Contrairement à l’éclectisme apparent de sa filmographie, Sam Mendès reste cohérent depuis plus de vingt ans. Après tout, ses James Bond ou son soldat de la Grande guerre, son couple d’Away we go ou la famille Burnham d’American Beauty, le duel entre les Sullivan et les Connor dans Les sentiers de la perdition ou la bande de militaires envoyée dans le désert dans Jarhead, subissent tous le même sort. Ils sont paumés, égarés parfois, et doivent trouver la bonne voie pour fuir leurs démons tout en conservant un semblant de dignité ou d’honnêteté.
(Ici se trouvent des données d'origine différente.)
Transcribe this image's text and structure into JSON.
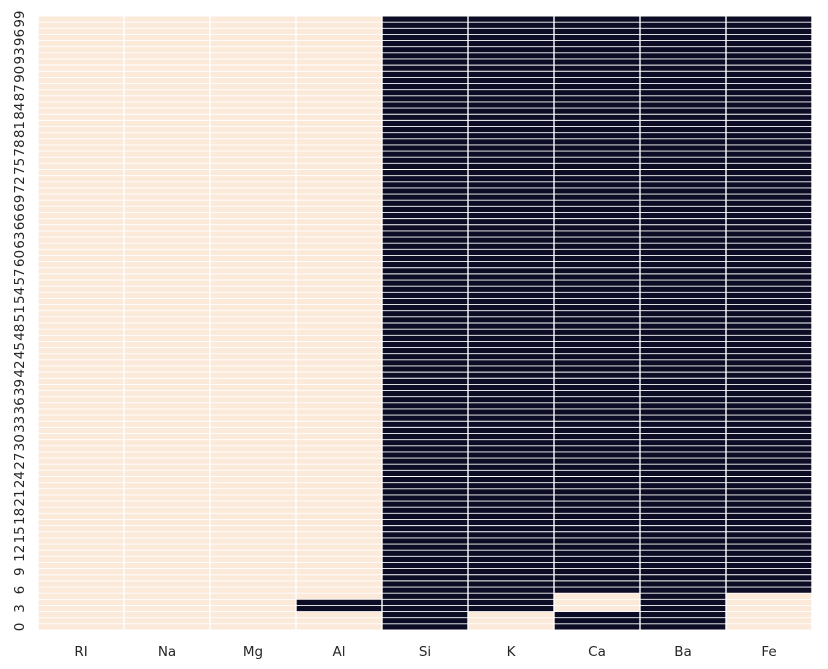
{
  "chart_data": {
    "type": "heatmap",
    "title": "",
    "xlabel": "",
    "ylabel": "",
    "columns": [
      "RI",
      "Na",
      "Mg",
      "Al",
      "Si",
      "K",
      "Ca",
      "Ba",
      "Fe"
    ],
    "row_count": 100,
    "row_order": "bottom-to-top",
    "y_tick_values": [
      0,
      3,
      6,
      9,
      12,
      15,
      18,
      21,
      24,
      27,
      30,
      33,
      36,
      39,
      42,
      45,
      48,
      51,
      54,
      57,
      60,
      63,
      66,
      69,
      72,
      75,
      78,
      81,
      84,
      87,
      90,
      93,
      96,
      99
    ],
    "color_true": "#0c0c24",
    "color_false": "#fbe9da",
    "gridline_color": "#ffffff",
    "colorbar": false,
    "true_rows_by_column": {
      "RI": [],
      "Na": [],
      "Mg": [],
      "Al": [
        3,
        4
      ],
      "Si": [
        0,
        1,
        2,
        3,
        4,
        5,
        6,
        7,
        8,
        9,
        10,
        11,
        12,
        13,
        14,
        15,
        16,
        17,
        18,
        19,
        20,
        21,
        22,
        23,
        24,
        25,
        26,
        27,
        28,
        29,
        30,
        31,
        32,
        33,
        34,
        35,
        36,
        37,
        38,
        39,
        40,
        41,
        42,
        43,
        44,
        45,
        46,
        47,
        48,
        49,
        50,
        51,
        52,
        53,
        54,
        55,
        56,
        57,
        58,
        59,
        60,
        61,
        62,
        63,
        64,
        65,
        66,
        67,
        68,
        69,
        70,
        71,
        72,
        73,
        74,
        75,
        76,
        77,
        78,
        79,
        80,
        81,
        82,
        83,
        84,
        85,
        86,
        87,
        88,
        89,
        90,
        91,
        92,
        93,
        94,
        95,
        96,
        97,
        98,
        99
      ],
      "K": [
        3,
        4,
        5,
        6,
        7,
        8,
        9,
        10,
        11,
        12,
        13,
        14,
        15,
        16,
        17,
        18,
        19,
        20,
        21,
        22,
        23,
        24,
        25,
        26,
        27,
        28,
        29,
        30,
        31,
        32,
        33,
        34,
        35,
        36,
        37,
        38,
        39,
        40,
        41,
        42,
        43,
        44,
        45,
        46,
        47,
        48,
        49,
        50,
        51,
        52,
        53,
        54,
        55,
        56,
        57,
        58,
        59,
        60,
        61,
        62,
        63,
        64,
        65,
        66,
        67,
        68,
        69,
        70,
        71,
        72,
        73,
        74,
        75,
        76,
        77,
        78,
        79,
        80,
        81,
        82,
        83,
        84,
        85,
        86,
        87,
        88,
        89,
        90,
        91,
        92,
        93,
        94,
        95,
        96,
        97,
        98,
        99
      ],
      "Ca": [
        0,
        1,
        2,
        6,
        7,
        8,
        9,
        10,
        11,
        12,
        13,
        14,
        15,
        16,
        17,
        18,
        19,
        20,
        21,
        22,
        23,
        24,
        25,
        26,
        27,
        28,
        29,
        30,
        31,
        32,
        33,
        34,
        35,
        36,
        37,
        38,
        39,
        40,
        41,
        42,
        43,
        44,
        45,
        46,
        47,
        48,
        49,
        50,
        51,
        52,
        53,
        54,
        55,
        56,
        57,
        58,
        59,
        60,
        61,
        62,
        63,
        64,
        65,
        66,
        67,
        68,
        69,
        70,
        71,
        72,
        73,
        74,
        75,
        76,
        77,
        78,
        79,
        80,
        81,
        82,
        83,
        84,
        85,
        86,
        87,
        88,
        89,
        90,
        91,
        92,
        93,
        94,
        95,
        96,
        97,
        98,
        99
      ],
      "Ba": [
        0,
        1,
        2,
        3,
        4,
        5,
        6,
        7,
        8,
        9,
        10,
        11,
        12,
        13,
        14,
        15,
        16,
        17,
        18,
        19,
        20,
        21,
        22,
        23,
        24,
        25,
        26,
        27,
        28,
        29,
        30,
        31,
        32,
        33,
        34,
        35,
        36,
        37,
        38,
        39,
        40,
        41,
        42,
        43,
        44,
        45,
        46,
        47,
        48,
        49,
        50,
        51,
        52,
        53,
        54,
        55,
        56,
        57,
        58,
        59,
        60,
        61,
        62,
        63,
        64,
        65,
        66,
        67,
        68,
        69,
        70,
        71,
        72,
        73,
        74,
        75,
        76,
        77,
        78,
        79,
        80,
        81,
        82,
        83,
        84,
        85,
        86,
        87,
        88,
        89,
        90,
        91,
        92,
        93,
        94,
        95,
        96,
        97,
        98,
        99
      ],
      "Fe": [
        6,
        7,
        8,
        9,
        10,
        11,
        12,
        13,
        14,
        15,
        16,
        17,
        18,
        19,
        20,
        21,
        22,
        23,
        24,
        25,
        26,
        27,
        28,
        29,
        30,
        31,
        32,
        33,
        34,
        35,
        36,
        37,
        38,
        39,
        40,
        41,
        42,
        43,
        44,
        45,
        46,
        47,
        48,
        49,
        50,
        51,
        52,
        53,
        54,
        55,
        56,
        57,
        58,
        59,
        60,
        61,
        62,
        63,
        64,
        65,
        66,
        67,
        68,
        69,
        70,
        71,
        72,
        73,
        74,
        75,
        76,
        77,
        78,
        79,
        80,
        81,
        82,
        83,
        84,
        85,
        86,
        87,
        88,
        89,
        90,
        91,
        92,
        93,
        94,
        95,
        96,
        97,
        98,
        99
      ]
    }
  }
}
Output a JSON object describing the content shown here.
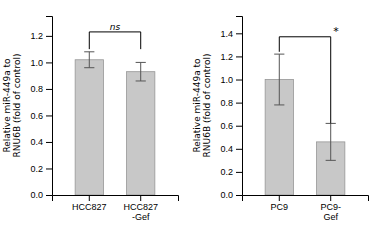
{
  "chart_data": [
    {
      "type": "bar",
      "categories": [
        "HCC827",
        "HCC827\n-Gef"
      ],
      "values": [
        1.02,
        0.93
      ],
      "errors": [
        0.06,
        0.07
      ],
      "color": "#c8c8c8",
      "ylim": [
        0,
        1.35
      ],
      "yticks": [
        {
          "value": 0.0,
          "label": "0.0"
        },
        0.2,
        0.4,
        0.6,
        0.8,
        {
          "value": 1.0,
          "label": "1.0"
        },
        1.2
      ],
      "ylabel": "Relative miR-449a to\nRNU6B (fold of control)",
      "annotations": [
        {
          "text": "ns",
          "y": 1.23,
          "y_left": 1.1,
          "y_right": 1.1
        }
      ]
    },
    {
      "type": "bar",
      "categories": [
        "PC9",
        "PC9-\nGef"
      ],
      "values": [
        1.0,
        0.46
      ],
      "errors": [
        0.22,
        0.16
      ],
      "color": "#c8c8c8",
      "ylim": [
        0,
        1.55
      ],
      "yticks": [
        {
          "value": 0.0,
          "label": "0.0"
        },
        0.2,
        0.4,
        0.6,
        0.8,
        {
          "value": 1.0,
          "label": "1.0"
        },
        1.2,
        1.4
      ],
      "ylabel": "Relative miR-449a to\nRNU6B (fold of control)",
      "annotations": [
        {
          "text": "*",
          "y": 1.37,
          "y_left": 1.24,
          "y_right": 0.62
        }
      ]
    }
  ]
}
Hilary, en cela, n’est pas différente d’eux. Ses traumas enfouis troublent intensément sa quête de bonheur et de quiétude dans un pays à feu et à sang, entre la politique violente de Margaret Thatcher et la résurgence de skinheads xénophobes brutaux et idiots.

Le cinéma, dont elle est la « régisseuse » en chef, est son havre de paix. Sa seule activité également. Aussi s’emploie-t-elle à être la première arrivée et la dernière partie, exécutant avec soin toutes les tâches assignées ou non. Paradoxalement, elle ne voit jamais un seul film. Incarnée par une Olivia Colman aussi magnifique que captivante, capable de toutes les nuances jusque dans ses excès, le personnage apparait ordinaire. Il faut le génie de la comédienne pour en faire une héroïne du quotidien, entre ses routines rassurantes et les rustines apaisantes qu’elle applique pour que retarder son effondrement.

Déraison et sentiments

Sous « tutelle » d’un homme sans vergogne et exploitateur jusqu’à la nausée (Colin Firth, parfait dans un rôle vraiment peu aimable), elle va trouver un bol d’air oxygéné avec l’arrivée d’un jeune homme aussi beau que gentil et doué, Stephen. Lui aussi est légèrement perdu : élevé par sa mère, noir dans une ville provinciale, étudiant brillant mais peu confiant en lui, il accepte un boluot d’ouvreur dans le cinéma. Michael Ward habite avec grâce ce personnage sensible et suave. La relation amoureuse, à la fois tendre et charnelle, qu’il a avec cette vieille britannique, fait écho à Harold et Maud : la caméra de Sam Mendès ne juge jamais leur liaison et elle ne dicte pas plus une quelconque morale qui pourrait naître de cette histoire. L’amour ne se commande pas et fait fi des étiquettes comme de la différence d’âge ou de peau. A l’instar de la mère de Stephen ne cherche pas à le comprendre mais ne peut que l’absoudre par une compassion résignée face à l’évidence

Empire of Light est un récit sur plusieurs emprises qui s’entrecroisent. Stephen subit celle de son éducation, de sa communauté, de ce pays raciste, de sa peau, de sa condition sociale. Hillary ne parvient pas à se dépêtrer de la domination de ses émotions (de la générosité à la jalousie), de sa folie intérieure, de son passé tourmenté, de son patron et même de son travail. Il faut toute la beauté du cinéma de Mendès, mais aussi toute sa fragilité sous les ors d’une production classique et dispendieuse, pour que l’alchimie opère et que l’étincelle entre ces deux personnages antagonistes provoque la chaleur nécessaire. Un feu d’artifice sans tambours ni trompettes.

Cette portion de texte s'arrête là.